Convert when you're done

Once the cluster looks right, click Done — convert to normal project at the bottom of the toolbar. The MBL tag and alignment tools disappear and the project behaves like any other btdeed project. Deeds keep their current positions.

Large MBL projects (300+ deeds) automatically render through a high-performance canvas layer with viewport culling, so even 5,000-deed clusters stay smooth.


19. Tips & Tricks

Closure doesn't match?

Old deeds often have survey errors. Use the Compass Rule (Bowditch) adjustment button in the detail panel to distribute the closure error proportionally across all courses.

Parcel doesn't align with modern roads?

Try adjusting the magnetic declination. Historic compass readings drift over time.

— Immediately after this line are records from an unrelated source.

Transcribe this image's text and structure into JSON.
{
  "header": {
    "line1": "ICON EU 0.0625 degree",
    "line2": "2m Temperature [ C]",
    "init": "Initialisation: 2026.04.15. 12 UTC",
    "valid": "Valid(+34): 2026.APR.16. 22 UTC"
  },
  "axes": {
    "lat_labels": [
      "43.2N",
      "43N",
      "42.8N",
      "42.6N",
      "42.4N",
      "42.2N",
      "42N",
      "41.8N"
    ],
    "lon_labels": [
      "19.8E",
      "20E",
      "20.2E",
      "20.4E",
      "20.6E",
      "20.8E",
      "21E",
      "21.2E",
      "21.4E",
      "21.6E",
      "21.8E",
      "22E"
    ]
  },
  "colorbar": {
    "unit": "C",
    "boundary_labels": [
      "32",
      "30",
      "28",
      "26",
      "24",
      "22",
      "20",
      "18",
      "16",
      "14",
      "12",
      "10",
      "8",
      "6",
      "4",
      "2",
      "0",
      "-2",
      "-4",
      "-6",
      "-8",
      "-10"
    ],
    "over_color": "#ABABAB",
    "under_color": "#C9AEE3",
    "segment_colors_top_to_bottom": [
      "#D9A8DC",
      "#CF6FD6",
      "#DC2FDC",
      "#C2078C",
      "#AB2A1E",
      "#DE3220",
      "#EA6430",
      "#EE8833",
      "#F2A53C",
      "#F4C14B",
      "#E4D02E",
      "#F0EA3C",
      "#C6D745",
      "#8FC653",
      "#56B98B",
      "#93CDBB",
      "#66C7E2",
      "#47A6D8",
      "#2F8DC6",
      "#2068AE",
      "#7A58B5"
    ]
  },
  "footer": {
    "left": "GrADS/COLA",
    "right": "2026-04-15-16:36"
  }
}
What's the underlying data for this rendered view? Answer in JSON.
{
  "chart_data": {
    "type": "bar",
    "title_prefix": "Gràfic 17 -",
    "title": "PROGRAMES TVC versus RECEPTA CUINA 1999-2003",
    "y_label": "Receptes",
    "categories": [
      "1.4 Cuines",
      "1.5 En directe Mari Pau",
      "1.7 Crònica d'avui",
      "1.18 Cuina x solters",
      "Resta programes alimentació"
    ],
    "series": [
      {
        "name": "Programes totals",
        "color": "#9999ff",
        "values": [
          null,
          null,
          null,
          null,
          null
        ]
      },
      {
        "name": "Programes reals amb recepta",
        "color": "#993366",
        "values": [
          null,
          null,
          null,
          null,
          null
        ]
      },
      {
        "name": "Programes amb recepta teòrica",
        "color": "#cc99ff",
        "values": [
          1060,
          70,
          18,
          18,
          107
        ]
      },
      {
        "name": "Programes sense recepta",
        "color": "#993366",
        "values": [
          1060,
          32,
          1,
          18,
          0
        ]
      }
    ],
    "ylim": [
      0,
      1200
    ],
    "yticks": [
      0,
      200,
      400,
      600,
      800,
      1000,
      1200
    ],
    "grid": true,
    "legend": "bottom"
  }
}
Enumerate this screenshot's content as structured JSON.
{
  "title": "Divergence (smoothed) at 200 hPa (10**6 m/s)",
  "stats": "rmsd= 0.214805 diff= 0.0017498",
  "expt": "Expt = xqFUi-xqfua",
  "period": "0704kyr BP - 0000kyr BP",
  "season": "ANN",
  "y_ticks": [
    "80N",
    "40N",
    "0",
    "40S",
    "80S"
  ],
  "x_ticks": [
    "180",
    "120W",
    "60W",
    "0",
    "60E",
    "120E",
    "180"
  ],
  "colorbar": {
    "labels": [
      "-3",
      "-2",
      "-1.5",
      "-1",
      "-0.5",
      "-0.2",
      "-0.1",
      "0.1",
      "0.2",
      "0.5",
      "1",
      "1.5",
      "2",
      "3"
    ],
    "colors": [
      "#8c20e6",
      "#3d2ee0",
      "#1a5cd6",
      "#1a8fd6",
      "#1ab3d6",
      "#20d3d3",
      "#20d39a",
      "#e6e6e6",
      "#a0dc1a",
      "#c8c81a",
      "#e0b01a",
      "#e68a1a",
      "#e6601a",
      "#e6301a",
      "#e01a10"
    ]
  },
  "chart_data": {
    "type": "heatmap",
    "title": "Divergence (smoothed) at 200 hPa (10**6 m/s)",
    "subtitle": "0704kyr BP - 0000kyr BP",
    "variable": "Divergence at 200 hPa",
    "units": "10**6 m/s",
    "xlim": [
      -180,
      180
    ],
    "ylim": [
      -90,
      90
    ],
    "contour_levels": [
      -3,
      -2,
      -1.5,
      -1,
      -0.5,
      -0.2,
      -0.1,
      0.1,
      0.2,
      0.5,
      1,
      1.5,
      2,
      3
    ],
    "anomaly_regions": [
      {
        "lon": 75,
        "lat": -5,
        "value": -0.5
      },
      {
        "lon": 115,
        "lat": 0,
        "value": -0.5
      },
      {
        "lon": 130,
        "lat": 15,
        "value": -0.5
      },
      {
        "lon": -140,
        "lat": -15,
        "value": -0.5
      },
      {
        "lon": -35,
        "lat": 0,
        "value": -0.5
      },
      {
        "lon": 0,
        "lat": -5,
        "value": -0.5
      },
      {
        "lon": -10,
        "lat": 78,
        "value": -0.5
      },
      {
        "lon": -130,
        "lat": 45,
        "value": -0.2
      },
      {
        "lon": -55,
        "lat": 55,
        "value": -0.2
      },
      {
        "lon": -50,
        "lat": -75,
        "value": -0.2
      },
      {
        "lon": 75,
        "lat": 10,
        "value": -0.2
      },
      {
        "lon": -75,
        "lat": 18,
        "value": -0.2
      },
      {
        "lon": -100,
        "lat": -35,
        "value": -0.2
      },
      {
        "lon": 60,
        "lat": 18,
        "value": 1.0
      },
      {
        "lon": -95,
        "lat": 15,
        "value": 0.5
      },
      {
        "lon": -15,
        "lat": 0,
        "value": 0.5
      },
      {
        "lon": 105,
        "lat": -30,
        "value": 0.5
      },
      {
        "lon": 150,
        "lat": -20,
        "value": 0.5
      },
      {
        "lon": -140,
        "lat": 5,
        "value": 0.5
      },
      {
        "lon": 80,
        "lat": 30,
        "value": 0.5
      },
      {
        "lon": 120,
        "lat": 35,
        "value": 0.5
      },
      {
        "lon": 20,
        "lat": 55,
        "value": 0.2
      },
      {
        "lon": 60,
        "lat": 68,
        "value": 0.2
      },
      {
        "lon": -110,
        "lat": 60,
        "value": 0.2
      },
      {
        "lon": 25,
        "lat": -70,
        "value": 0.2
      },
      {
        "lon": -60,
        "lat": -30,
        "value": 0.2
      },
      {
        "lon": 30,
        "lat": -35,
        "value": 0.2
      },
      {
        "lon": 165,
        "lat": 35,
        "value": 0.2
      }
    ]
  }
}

Use the NOAA lookup for the deed's date and location, or experiment with values manually.

Compare old and new maps

Use the image overlay feature to place a historic plat map on the modern map. Adjust opacity to see how boundaries have changed over time.

Working with DeedMapper files?

Import .mbl files directly. btdeed reads all DeedMapper course data, metadata, and owner information. You can also export back to .mbl if needed.

Need to share with someone who doesn't have an account?

Create an anonymous share link. Anyone with the link can view the project without signing in. Revoke the link anytime from the share dialog.